Korean food is my comfort food. I adore it. It’s what I choose for my birthday almost every year. I can’t stop. Won’t stop. Pop kimchi on it and I’m in heaven. I make a version of this with ground beef, but I realized a few days ago - mostly because I had some steak hanging around - that this would be delicious with thin sliced thin. So here we go!
It’s so fast. It’s perfect for a weeknight dinner when you’re running from one practice/game/tryout to the next. It’s also on the healthier side of things - steak, vegetables, kimchi for probiotics….

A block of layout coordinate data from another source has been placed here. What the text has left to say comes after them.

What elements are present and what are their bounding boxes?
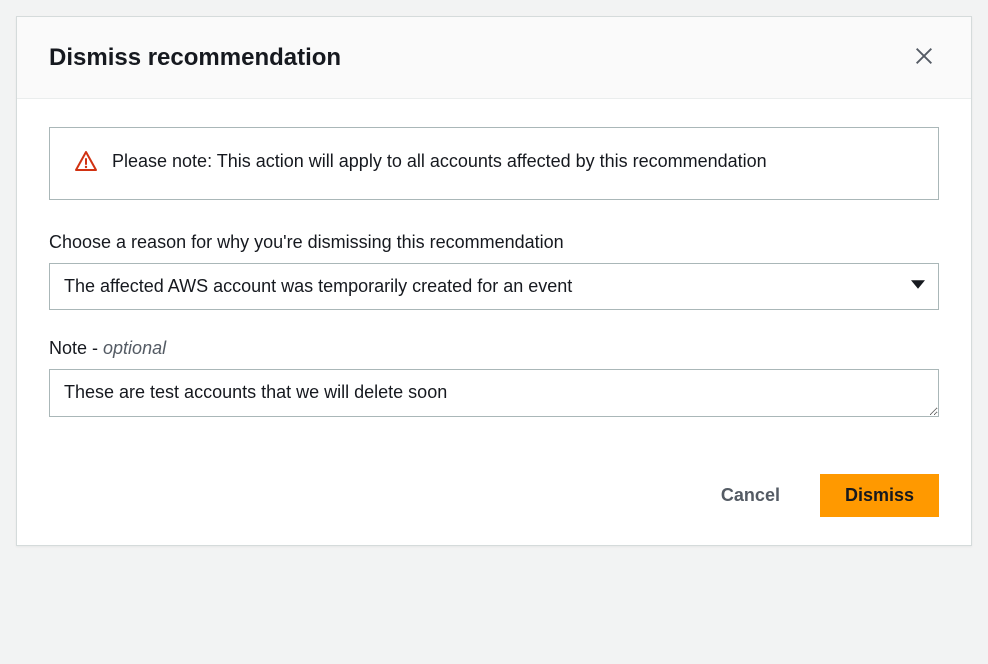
note-textarea[interactable] xyxy=(49,369,939,417)
dismiss-recommendation-modal: Dismiss recommendation Please note: This… xyxy=(16,16,972,546)
warning-text: Please note: This action will apply to a… xyxy=(112,148,767,175)
note-wrapper xyxy=(49,369,939,422)
close-icon xyxy=(913,45,935,70)
close-button[interactable] xyxy=(909,41,939,74)
reason-select-wrapper: The affected AWS account was temporarily… xyxy=(49,263,939,310)
note-label-main: Note xyxy=(49,338,87,358)
warning-alert: Please note: This action will apply to a… xyxy=(49,127,939,200)
note-label-optional: optional xyxy=(103,338,166,358)
dismiss-button[interactable]: Dismiss xyxy=(820,474,939,517)
modal-header: Dismiss recommendation xyxy=(17,17,971,99)
warning-icon xyxy=(74,150,98,179)
reason-select[interactable]: The affected AWS account was temporarily… xyxy=(49,263,939,310)
note-label: Note - optional xyxy=(49,338,939,359)
modal-body: Please note: This action will apply to a… xyxy=(17,99,971,454)
modal-footer: Cancel Dismiss xyxy=(17,454,971,545)
reason-label: Choose a reason for why you're dismissin… xyxy=(49,232,939,253)
cancel-button[interactable]: Cancel xyxy=(697,474,804,517)
note-label-dash: - xyxy=(87,338,103,358)
modal-title: Dismiss recommendation xyxy=(49,44,341,72)
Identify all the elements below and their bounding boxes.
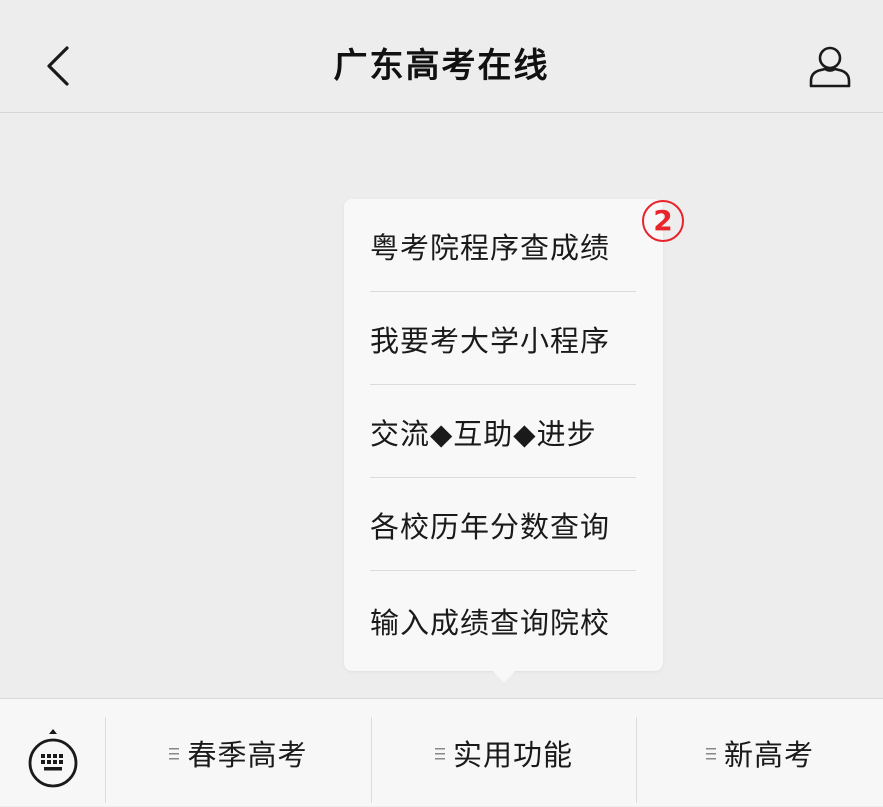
menu-item-practical-functions[interactable]: 实用功能: [372, 699, 636, 807]
menu-item-label: 新高考: [723, 738, 814, 772]
submenu-item-college-search[interactable]: 输入成绩查询院校: [370, 574, 636, 667]
menu-lines-icon: [434, 747, 445, 761]
keyboard-icon: [28, 729, 78, 788]
user-profile-icon: [809, 46, 851, 88]
submenu-item-historical-scores[interactable]: 各校历年分数查询: [370, 478, 636, 571]
submenu-item-mini-program[interactable]: 我要考大学小程序: [370, 292, 636, 385]
page-title: 广东高考在线: [333, 46, 550, 86]
annotation-marker-2: 2: [642, 200, 684, 242]
menu-item-label: 春季高考: [187, 738, 308, 772]
menu-item-spring-exam[interactable]: 春季高考: [106, 699, 371, 807]
submenu-item-score-check[interactable]: 粤考院程序查成绩: [370, 199, 636, 292]
profile-button[interactable]: [799, 34, 861, 98]
menu-lines-icon: [169, 747, 180, 761]
menu-item-new-gaokao[interactable]: 新高考: [637, 699, 883, 807]
popup-pointer: [493, 671, 515, 683]
bottom-menu-bar: 春季高考 实用功能 新高考: [0, 698, 883, 806]
keyboard-toggle-button[interactable]: [26, 729, 80, 789]
submenu-popup: 粤考院程序查成绩 我要考大学小程序 交流◆互助◆进步 各校历年分数查询 输入成绩…: [344, 199, 663, 671]
top-nav-bar: 广东高考在线: [0, 0, 883, 113]
menu-lines-icon: [705, 747, 716, 761]
menu-item-label: 实用功能: [452, 738, 573, 772]
submenu-item-community[interactable]: 交流◆互助◆进步: [370, 385, 636, 478]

The best dinners are also ones that can make a good late plate. This makes a great late plate. I make a giant plate for the late arrivals and let them heat up the rice and meat and leave everything else on the side.
Korean Steak Wraps
serves 4
1 cucumber
1/2 cup white vinegar
1/2 cup rice vinegar
2 tablespoons salt
2 tablespoons brown sugar
4 peppercorns, cracked
1 teaspoon red pepper flakes
1 pear, grated
1/4 cup soy sauce
1 tablespoon brown sugar
2 tablespoons gochuchang
2 cloves garlic, grated
1 teaspoon grated ginger
2 tablespoons sesame seeds
2 pounds hanger steak, thinly sliced
butter lettuce
kimchi for serving
rice
STEP 1
In a small skillet bring to a low boil the white vinegar, rice vinegar, salt, brown sugar, peppercorns and red pepper flakes. To ‘crack’ the peppercorns you can use a mortar and pestle or smash them with the back of a knife. No peppercorns? Use fresh ground pepper - about 1/2 teaspoon or less.
STEP 2
Slice the cucumbers into large chunks then smash them with the side of a knife to break them apart. Pop them into a bowl or a pint jar. Once the vinegar mixture has come to a low boil (just a few bubbles on the sides and the sugar is melted) pour it over the cucumbers. Let rest until it’s time to eat.
STEP 3
In a large bowl, combine the pear, soy sauce, brown sugar, gochuchang, garlic, ginger, and sesame seeds. Add the sliced steak and let it marinade for 20 minutes or as long as an hour.
STEP 4
In a large wok or giant skillet, cook the steak quickly. Use the highest heat you can to get a good crisp on the sides and cook it fast. As soon as it’s cooked through, remove from the heat and serve!
STEP 5
Serve with rice, kimchi, and ‘quickles’ over cups of butter lettuce. Eat it up like a taco.